Selanjutnya, tokoh atau komunitas masyarakat harus sadar untuk mengajak generasi milenial mencintai permainan tradisional. Tentunya mengenalkan permainan tradisional pada generasi milenial sifatnya harus kekinian. 

Salah satu caranya bisa dengan mengecat yoyo atau bakiak dalam beragam bentuk dan warna. Sehingga cara ini mengundang ketertarikan anak-anak zaman now untuk mengenal permainan tradisional.

Festival Permainan Tradisional

Di nusantara, ada beberapa daerah yang telah membuat festival permainan tradisional sebagai pertunjukan rutin. Sayangnya, masih banyak pula yang belum menerapkannya. 

Sejatinya, kegiatan melaksanakan festival di tempat terbuka menjadi solusi jitu guna mendongkrak popularitas permainan tradisional. Dengan demikian, permainan tradisional dapat dikenal luas oleh banyak orang.

Oleh karena itu, dengan melibatkan banyak stakeholder, mulai dari pemerintah – dalam hal ini Dinas Pendidikan, Dinas Pariwisata dan Kebudayaan, lalu menggandeng institusi pendidikan, komunitas anak atau budaya, sponsorship dari perusahaan besar yang ada di Indonesia, serta warga umum untuk meramaikannya, ini akan menjadi pertunjukan yang menarik. Di samping itu, kegiatan festival permainan tradisional bisa menjadi ajang promosi sebuah daerah untuk menggaet wisatawan.

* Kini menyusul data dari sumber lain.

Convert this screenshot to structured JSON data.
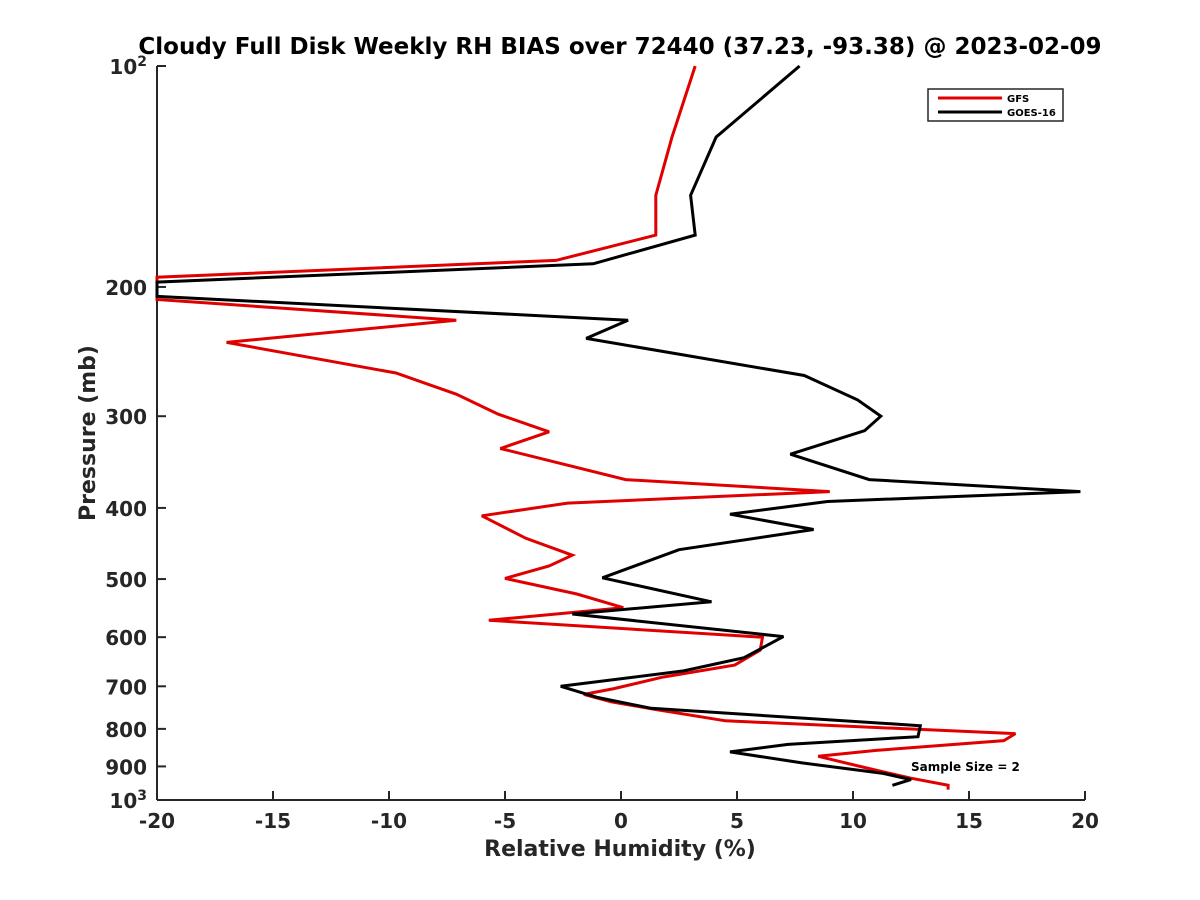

Lebih baiknya lagi, ada kebijakan yang mengatur festival permainan tradisional ini menjadi agenda tahunan di tiap daerah. Bila perlu, jadikan satu hari sebagai Hari Permainan Tradisional.

Telah terbayang di benak saya, ketika semua lapisan masyarakat peduli untuk melestarikan permainan tradisional, itu artinya keberadaan permainan tradisional masih tetap ada. Tidak akan tergerus oleh zaman. Secara tidak langsung, cara tersebut sekaligus dapat menguatkan pendidikan dan memajukan kebudayaan di Tanah Air.